(Updates with closing share price.)
Sept. 30 (Bloomberg) — Netflix Inc., seeking growth in Latin America after a price increase angered its U.S. DVD and online customers, is confronting entrenched competitors and cultural hurdles in its drive south of the border.
The company, based in Los Gatos, California, began selling subscriptions in Latin America on Sept. 5 and now offers movie streaming in 43 countries, including the Caribbean. The price is 99 pesos ($7.24) a month in Mexico and $7.99 elsewhere.

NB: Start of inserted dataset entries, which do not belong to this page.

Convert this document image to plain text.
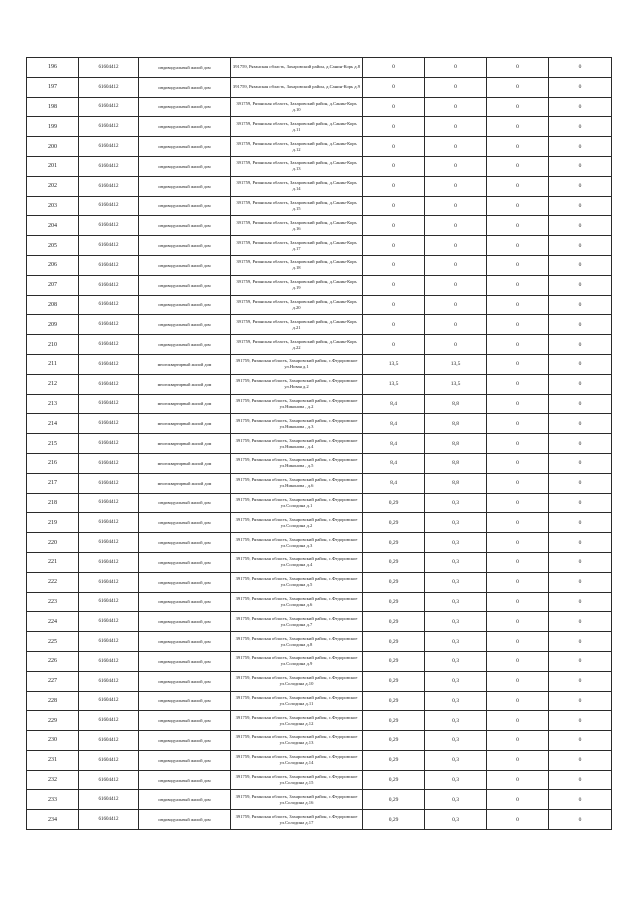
196	61604412	индивидуальный жилой дом	391759, Рязанская область, Захаровский район, д.Санин-Корь д.8	0	0	0	0
197	61604412	индивидуальный жилой дом	391759, Рязанская область, Захаровский район, д.Санин-Корь д.9	0	0	0	0
198	61604412	индивидуальный жилой дом	391759, Рязанская область, Захаровский район, д.Санин-Корь д.10	0	0	0	0
199	61604412	индивидуальный жилой дом	391759, Рязанская область, Захаровский район, д.Санин-Корь д.11	0	0	0	0
200	61604412	индивидуальный жилой дом	391759, Рязанская область, Захаровский район, д.Санин-Корь д.12	0	0	0	0
201	61604412	индивидуальный жилой дом	391759, Рязанская область, Захаровский район, д.Санин-Корь д.13	0	0	0	0
202	61604412	индивидуальный жилой дом	391759, Рязанская область, Захаровский район, д.Санин-Корь д.14	0	0	0	0
203	61604412	индивидуальный жилой дом	391759, Рязанская область, Захаровский район, д.Санин-Корь д.15	0	0	0	0
204	61604412	индивидуальный жилой дом	391759, Рязанская область, Захаровский район, д.Санин-Корь д.16	0	0	0	0
205	61604412	индивидуальный жилой дом	391759, Рязанская область, Захаровский район, д.Санин-Корь д.17	0	0	0	0
206	61604412	индивидуальный жилой дом	391759, Рязанская область, Захаровский район, д.Санин-Корь д.18	0	0	0	0
207	61604412	индивидуальный жилой дом	391759, Рязанская область, Захаровский район, д.Санин-Корь д.19	0	0	0	0
208	61604412	индивидуальный жилой дом	391759, Рязанская область, Захаровский район, д.Санин-Корь д.20	0	0	0	0
209	61604412	индивидуальный жилой дом	391759, Рязанская область, Захаровский район, д.Санин-Корь д.21	0	0	0	0
210	61604412	индивидуальный жилой дом	391759, Рязанская область, Захаровский район, д.Санин-Корь д.22	0	0	0	0
211	61604412	многоквартирный жилой дом	391759, Рязанская область, Захаровский район, с.Федоровское ул.Новая д.1	13,5	13,5	0	0
212	61604412	многоквартирный жилой дом	391759, Рязанская область, Захаровский район, с.Федоровское ул.Новая д.2	13,5	13,5	0	0
213	61604412	многоквартирный жилой дом	391759, Рязанская область, Захаровский район, с.Федоровское ул.Никонова , д.2	8,4	8,8	0	0
214	61604412	многоквартирный жилой дом	391759, Рязанская область, Захаровский район, с.Федоровское ул.Никонова , д.3	8,4	8,8	0	0
215	61604412	многоквартирный жилой дом	391759, Рязанская область, Захаровский район, с.Федоровское ул.Никонова , д.4	8,4	8,8	0	0
216	61604412	многоквартирный жилой дом	391759, Рязанская область, Захаровский район, с.Федоровское ул.Никонова , д.5	8,4	8,8	0	0
217	61604412	многоквартирный жилой дом	391759, Рязанская область, Захаровский район, с.Федоровское ул.Никонова , д.6	8,4	8,8	0	0
218	61604412	индивидуальный жилой дом	391759, Рязанская область, Захаровский район, с.Федоровское ул.Солодина д.1	0,29	0,3	0	0
219	61604412	индивидуальный жилой дом	391759, Рязанская область, Захаровский район, с.Федоровское ул.Солодина д.2	0,29	0,3	0	0
220	61604412	индивидуальный жилой дом	391759, Рязанская область, Захаровский район, с.Федоровское ул.Солодина д.3	0,29	0,3	0	0
221	61604412	индивидуальный жилой дом	391759, Рязанская область, Захаровский район, с.Федоровское ул.Солодина д.4	0,29	0,3	0	0
222	61604412	индивидуальный жилой дом	391759, Рязанская область, Захаровский район, с.Федоровское ул.Солодина д.5	0,29	0,3	0	0
223	61604412	индивидуальный жилой дом	391759, Рязанская область, Захаровский район, с.Федоровское ул.Солодина д.6	0,29	0,3	0	0
224	61604412	индивидуальный жилой дом	391759, Рязанская область, Захаровский район, с.Федоровское ул.Солодина д.7	0,29	0,3	0	0
225	61604412	индивидуальный жилой дом	391759, Рязанская область, Захаровский район, с.Федоровское ул.Солодина д.8	0,29	0,3	0	0
226	61604412	индивидуальный жилой дом	391759, Рязанская область, Захаровский район, с.Федоровское ул.Солодина д.9	0,29	0,3	0	0
227	61604412	индивидуальный жилой дом	391759, Рязанская область, Захаровский район, с.Федоровское ул.Солодина д.10	0,29	0,3	0	0
228	61604412	индивидуальный жилой дом	391759, Рязанская область, Захаровский район, с.Федоровское ул.Солодина д.11	0,29	0,3	0	0
229	61604412	индивидуальный жилой дом	391759, Рязанская область, Захаровский район, с.Федоровское ул.Солодина д.12	0,29	0,3	0	0
230	61604412	индивидуальный жилой дом	391759, Рязанская область, Захаровский район, с.Федоровское ул.Солодина д.13	0,29	0,3	0	0
231	61604412	индивидуальный жилой дом	391759, Рязанская область, Захаровский район, с.Федоровское ул.Солодина д.14	0,29	0,3	0	0
232	61604412	индивидуальный жилой дом	391759, Рязанская область, Захаровский район, с.Федоровское ул.Солодина д.15	0,29	0,3	0	0
233	61604412	индивидуальный жилой дом	391759, Рязанская область, Захаровский район, с.Федоровское ул.Солодина д.16	0,29	0,3	0	0
234	61604412	индивидуальный жилой дом	391759, Рязанская область, Захаровский район, с.Федоровское ул.Солодина д.17	0,29	0,3	0	0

Lower incomes, less broadband availability and competitors such as Telefonica SA’s TerraTV and Carlos Slim’s Net Servicos de Comunicacao SA will complicate the effort, Chief Executive Officer Reed Hastings said in July. Compared with the U.S., fewer Latin Americans have credit cards, the main Netflix payment tool, and fewer have Internet-ready game consoles.
“It will be slower because of payment methods and because of video-game consoles,” Hastings said.
The number of Internet users in Latin America is projected to more than double to 107.3 million in 2020 from 46.2 million at the end of 2011, according to SNL Kagan, a media consultant. The market for TV and video subscriptions will grow to $23 billion by 2015, according to PricewaterhouseCoopers LLC.
Netflix, which had almost 26 million users as of June 30, will double its foreign subscribers to 3.5 million in 2012, according to Michael Olson, an analyst at Piper Jaffray Cos. in Minneapolis who recommends the stock. That includes Canada, where 1 million people joined Netflix in its first year there.
Market Share
Competition and cultural barriers will keep Netflix at less than the 10 percent market share it needs to break even in Latin America, estimates John Blackledge, a Credit Suisse analyst in New York, who also recommends the shares.
Tony Wible, an analyst with Janney Montgomery Scott LLC and a long-time Netflix skeptic, predicts the company will have to drop its Latin America prices because consumers have lower incomes and pay less for cable TV than U.S. viewers.
“There is just not the incentive in Latin America for consumers to drop their cable service or to pay more to add Netflix,” said Wible. “They’re not as well known in that region than they were in Canada and there are regional monopolies in some of the countries.”
Netflix gained 8 cents to $113.27 at 4 p.m. New York time in Nasdaq Stock Market trading. It finished at the lowest close since August 2010 yesterday, following reports that Amazon.com Inc. and Microsoft Corp. plan products that may siphon users. The shares have declined 63 percent from an all-time intraday high of $304.79 on July 13.
Latin American Goals
To support its efforts, Netflix has agreements with Sony Corp., Walt Disney Co. and other Hollywood studios for access to movies and TV shows. The service also has signed on broadcasters such as Grupo Televisa SA and Comcast Corp.’s Telemundo for telenovelas and other popular Latin American TV programs and films.
Netflix intends to duplicate its Canadian experience, where the service has signed up 10 percent of the broadband households, a feat that took six years in the U.S., Ted Sarandos, chief content officer, said at a Sept. 14 conference.
Competitors say they are ready.
“We don’t see the arrival of Netflix as a concern,” said Fernando Madeira, CEO of Madrid-based Telefonica’s Terra. “We’ve had competitors before — America Online, Yahoo.”
TerraTV offers free, advertising-supported video online to 12 million Internet users in 17 countries, including Brazil, the largest Latin American market, according to Madeira.
It started a subscription service in February that has 200,000 registered users who pay 14.90 reais ($8.10) a month. Madeira said the service plans to reach 1 million viewers throughout Latin America by the end of next year.